I want to start this blog post with a quick TL;DR before I get into musings – this post is about a rewrite of Edward Sciore’s simple DB from the book “Database Design and Implementation”, which is originally in Java, but we ported (a good chunk of it) to OCaml. If you’re interested in the book, but don’t want to do Java, I’m posting this forward to encourage you to take the code and hack away on the OCaml instead! More details later in the blog post, but the code can be found here on github: Simple DB in OCaml

Right now I am posting the main branch, but I intend to clean it up and make a subset that is much cleaner and easier to browse through, and have that as a separate branch for people who just want a core base to work on.

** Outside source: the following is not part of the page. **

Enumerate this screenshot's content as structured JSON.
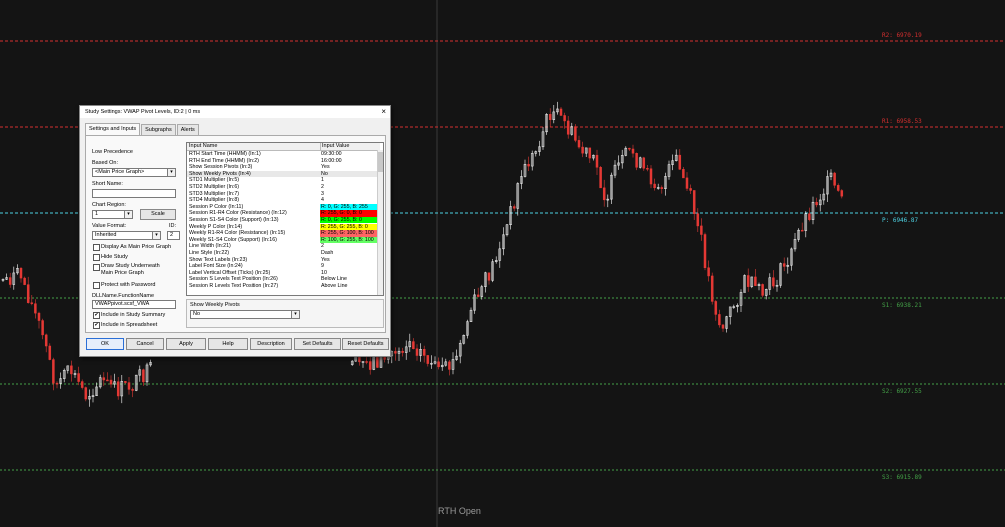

Now to the longer form post, where I start with some musings on the coding process and what I am aiming to get out of this, before getting into some technical details.

My friend Tony and I have been meeting up every day, monday to friday, at a local coffee shop to do job apps, practice leetcode, and more excitingly, work on our own relational database that we’re building from the ground up. I decided to puck up Sciore’s book since Phil Eaton is hosting a book club, and we’ve been following Phil’s blog for a couple months now, which made us interested to jump into the realm of databases. What’s nice about the book is that it offers a complete implementation of a database from end to end. Even though the purpose of the book is to use the Java code that’s provided and build on top of that, it provides the base implementation for each module as a core component of each chapter. I think each chapter offers just enough knowledge to get exposed to the topic at hand, and start diving into the code.

After a couple of weeks of rewriting into OCaml, however, I reached a bit of a philosophical quandary. What am I really doing? For me coding feels like a translation layer from a design or thought process into an entity that is a running process. At a certain point, using Sciore’s design and code felt more like I was translating someone else’s design and thought process into the code. At first it felt like a sufficient challenge since I had to warm up my OCaml skills, and I was also faced with the task of actually understanding the code I was creating and writing test cases for it – which is probably where I got the most benefit so far. I had this thought initially at around chapter 5, where I felt I wasn’t entirely satisfied with the design of the concurrency and transaction management systems. We decided to hold off on implementing concurrency to make our own implementation of snapshot isolation. So right now, the DB is just single threaded.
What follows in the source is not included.